Pesca la había seguido por toda la casa, desde el ático, donde se disponían su estudio y el laboratorio de Berta, hasta el porche. La gatita maulló, dio un salto y se acurrucó en su regazo. Sintiendo que sus músculos se relajaban, que un blando cansancio afloraba invitándola a descansar, la subinspectora acarició a la mascota y dejó flotar su mente, hasta quedarse adormilada.
Más tarde, hacia las tres y media, percibió un beso en la comisura de los labios. Abrió los párpados, empozados de sueño, y dio un grito de sorpresa. Berta estaba arrodillada a su lado. Se había cortado y teñido el pelo de color platino.
– ¡Santo Dios! ¿Qué te han hecho?
– ¿No te gusta?
Martina vaciló. Había tomado su rostro entre las manos y la observaba con aire crítico.
– ¿Debería gustarme?
– Yo creo que sí.
– Si a ti te gusta, a mí también. ¿No es eso lo que diría una buena amiga?
– La mejor amiga -la corrigió Berta, contemplándola con intensidad-. La más generosa.
Martina se abandonó a aquella mirada dulce, que tan profundamente había llegado a conocer.
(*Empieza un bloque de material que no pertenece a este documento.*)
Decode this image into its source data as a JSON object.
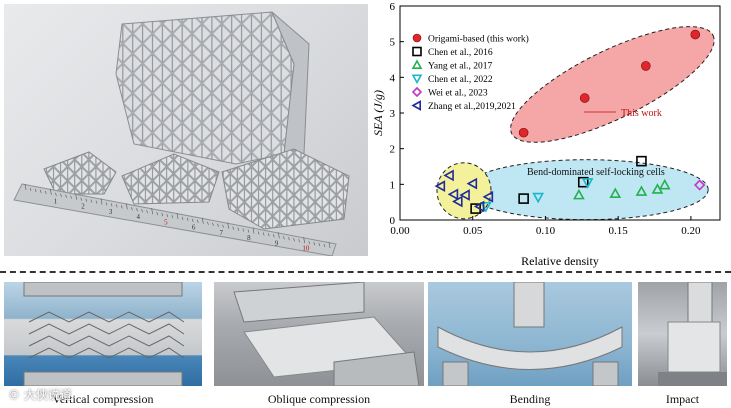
{
  "chart_data": {
    "type": "scatter",
    "xlabel": "Relative density",
    "ylabel": "SEA (J/g)",
    "xlim": [
      0.0,
      0.22
    ],
    "ylim": [
      0,
      6
    ],
    "xticks": [
      "0.00",
      "0.05",
      "0.10",
      "0.15",
      "0.20"
    ],
    "yticks": [
      "0",
      "1",
      "2",
      "3",
      "4",
      "5",
      "6"
    ],
    "legend_position": "top-left",
    "series": [
      {
        "name": "Origami-based (this work)",
        "marker": "circle-filled",
        "color": "#e0262b",
        "points": [
          [
            0.085,
            2.45
          ],
          [
            0.127,
            3.42
          ],
          [
            0.169,
            4.32
          ],
          [
            0.203,
            5.2
          ]
        ]
      },
      {
        "name": "Chen et al., 2016",
        "marker": "square",
        "color": "#000000",
        "points": [
          [
            0.085,
            0.6
          ],
          [
            0.126,
            1.06
          ],
          [
            0.166,
            1.65
          ],
          [
            0.052,
            0.32
          ]
        ]
      },
      {
        "name": "Yang et al., 2017",
        "marker": "triangle-up",
        "color": "#22b14c",
        "points": [
          [
            0.123,
            0.7
          ],
          [
            0.148,
            0.74
          ],
          [
            0.166,
            0.8
          ],
          [
            0.177,
            0.86
          ],
          [
            0.182,
            0.98
          ]
        ]
      },
      {
        "name": "Chen et al., 2022",
        "marker": "triangle-down",
        "color": "#19b8c9",
        "points": [
          [
            0.095,
            0.64
          ],
          [
            0.129,
            1.05
          ],
          [
            0.059,
            0.38
          ]
        ]
      },
      {
        "name": "Wei et al., 2023",
        "marker": "diamond",
        "color": "#c832c8",
        "points": [
          [
            0.206,
            0.98
          ]
        ]
      },
      {
        "name": "Zhang et al.,2019,2021",
        "marker": "triangle-left",
        "color": "#1f2a9e",
        "points": [
          [
            0.028,
            0.95
          ],
          [
            0.034,
            1.25
          ],
          [
            0.037,
            0.72
          ],
          [
            0.04,
            0.52
          ],
          [
            0.045,
            0.7
          ],
          [
            0.05,
            1.02
          ],
          [
            0.055,
            0.38
          ],
          [
            0.061,
            0.65
          ]
        ]
      }
    ],
    "annotations": [
      "This work",
      "Bend-dominated self-locking cells"
    ],
    "regions": [
      {
        "label": "This work",
        "color": "#f4a7a6"
      },
      {
        "label": "Bend-dominated self-locking cells",
        "color": "#bfe6f3"
      },
      {
        "label": "",
        "color": "#f3f29a"
      }
    ]
  },
  "captions": {
    "vertical": "Vertical compression",
    "oblique": "Oblique compression",
    "bending": "Bending",
    "impact": "Impact"
  },
  "watermark": "© 大侠说道",
  "ruler_numbers": [
    "1",
    "2",
    "3",
    "4",
    "5",
    "6",
    "7",
    "8",
    "9",
    "10"
  ]
}
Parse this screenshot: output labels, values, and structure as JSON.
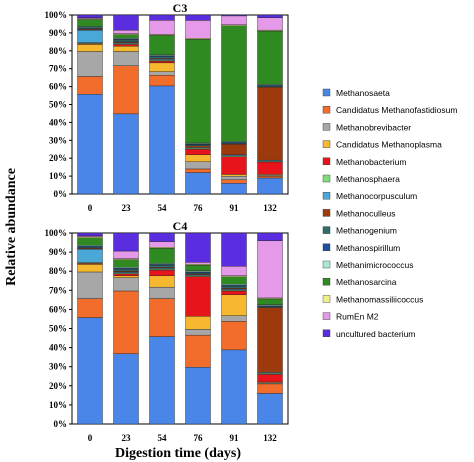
{
  "chart_data": {
    "type": "bar",
    "stacked": true,
    "xlabel": "Digestion time (days)",
    "ylabel": "Relative abundance",
    "y_ticks": [
      "0%",
      "10%",
      "20%",
      "30%",
      "40%",
      "50%",
      "60%",
      "70%",
      "80%",
      "90%",
      "100%"
    ],
    "ylim": [
      0,
      100
    ],
    "legend_position": "right",
    "series": [
      {
        "name": "Methanosaeta",
        "color": "#4a86e8"
      },
      {
        "name": "Candidatus Methanofastidiosum",
        "color": "#f26c2c"
      },
      {
        "name": "Methanobrevibacter",
        "color": "#a7a7a7"
      },
      {
        "name": "Candidatus Methanoplasma",
        "color": "#f5b82e"
      },
      {
        "name": "Methanobacterium",
        "color": "#e8141c"
      },
      {
        "name": "Methanosphaera",
        "color": "#7fe07b"
      },
      {
        "name": "Methanocorpusculum",
        "color": "#4aa8d8"
      },
      {
        "name": "Methanoculleus",
        "color": "#9c3a0e"
      },
      {
        "name": "Methanogenium",
        "color": "#2e6e6a"
      },
      {
        "name": "Methanospirillum",
        "color": "#1e4e9e"
      },
      {
        "name": "Methanimicrococcus",
        "color": "#a8e8d8"
      },
      {
        "name": "Methanosarcina",
        "color": "#2f8a22"
      },
      {
        "name": "Methanomassiliicoccus",
        "color": "#f2f08a"
      },
      {
        "name": "RumEn M2",
        "color": "#e49ae8"
      },
      {
        "name": "uncultured bacterium",
        "color": "#5a2ee0"
      }
    ],
    "panels": [
      {
        "title": "C3",
        "categories": [
          "0",
          "23",
          "54",
          "76",
          "91",
          "132"
        ],
        "values": [
          [
            56,
            10,
            14,
            4,
            0.5,
            0.5,
            7,
            0.5,
            0.5,
            0.5,
            0.5,
            4,
            0.5,
            0.5,
            1.5
          ],
          [
            45,
            27,
            8,
            3,
            1,
            0.5,
            0.5,
            0.5,
            1,
            0.5,
            0.5,
            2,
            0.5,
            2,
            8.5
          ],
          [
            61,
            6,
            2,
            5,
            1,
            0.5,
            0.5,
            0.5,
            1,
            0.5,
            0.5,
            11,
            0.5,
            8,
            3
          ],
          [
            12,
            2,
            4,
            4,
            3,
            0.5,
            0.5,
            1,
            0.5,
            0.5,
            0.5,
            58,
            0.5,
            10,
            3
          ],
          [
            6,
            2,
            2,
            1,
            10,
            0.5,
            0.5,
            6,
            0.5,
            0.5,
            0.5,
            65,
            0.5,
            5,
            0.5
          ],
          [
            9,
            1,
            0.5,
            0.5,
            7,
            0.5,
            0.5,
            41,
            0.5,
            0.5,
            0.5,
            30,
            0.5,
            7,
            1.5
          ]
        ]
      },
      {
        "title": "C4",
        "categories": [
          "0",
          "23",
          "54",
          "76",
          "91",
          "132"
        ],
        "values": [
          [
            56,
            10,
            14,
            4,
            0.5,
            0.5,
            7,
            0.5,
            0.5,
            0.5,
            0.5,
            4,
            0.5,
            0.5,
            1.5
          ],
          [
            37,
            33,
            7,
            1,
            1,
            0.5,
            0.5,
            0.5,
            1,
            0.5,
            0.5,
            4,
            0.5,
            4,
            9.5
          ],
          [
            46,
            20,
            6,
            6,
            3,
            0.5,
            0.5,
            0.5,
            1,
            0.5,
            0.5,
            8,
            0.5,
            3,
            4.5
          ],
          [
            30,
            17,
            3,
            7,
            21,
            0.5,
            0.5,
            0.5,
            0.5,
            0.5,
            0.5,
            3,
            0.5,
            1,
            15.5
          ],
          [
            39,
            15,
            3,
            11,
            2,
            0.5,
            0.5,
            0.5,
            1,
            0.5,
            0.5,
            4,
            0.5,
            5,
            17.5
          ],
          [
            16,
            5,
            0.5,
            0.5,
            4,
            0.5,
            0.5,
            34,
            0.5,
            0.5,
            0.5,
            3,
            0.5,
            30,
            4
          ]
        ]
      }
    ]
  }
}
Berta preguntó:
– ¿Se sabe algo de ese salvaje crimen de Portocristo? ¿Habéis atrapado al asesino?
La subinspectora se echó a reír.
– ¿Crees que somos videntes? Ni siquiera hay sospechosos. Hasta que no empiece a investigar sobre el terreno, no sabré nada más. Saldré para el delta dentro de un rato, en el ferry. La carretera y la vía férrea están cortadas.
– En la radio decían cosas terribles. ¿Es verdad que se ensañaron con ese pobre hombre?
– Lo evisceraron, le cortaron las manos y le extrajeron los ojos. ¿Quieres ver las fotos? Están en ese sobre.
La barbilla de Berta tembló. Martina decidió que sería conveniente cambiar de tema. A menudo, los aspectos más sombríos de sus tareas policiales resultaban incompatibles con la sensibilidad artística de su amiga.
– ¿Qué tal te fue con ese marchante?
– Hemos llegado a un principio de acuerdo. Representará los derechos de mi obra.
– ¿Y ésa es una buena noticia? -preguntó Martina; distraída, en apariencia, pero en el fondo tensa.
Aunque no siempre lo conseguía, intentaba no prestar demasiada atención a las relaciones de Berta. Los vaporosos celos que le hacían experimentar sus contactos, incluidos los del ámbito meramente profesional, se dimensionaban hacia un callado sufrimiento si sospechaba que su amiga se sentía atraída por alguien. Por eso, para evitar gratuitos tormentos, apenas frecuentaba sus círculos. «Las cosas están bien como están», se repetía, intentando justificar una posición que, no por ser suya, no por obedecer a una pulsión posesiva, dejaba de parecerle egoísta. Y, a menudo, cuando se sinceraba consigo misma, pueril.
– Adorno está enamorado de mis Restos de Serie -dijo Berta-. Una exposición viajará a varias ciudades. Hasta es posible que se decida a adquirir la colección completa.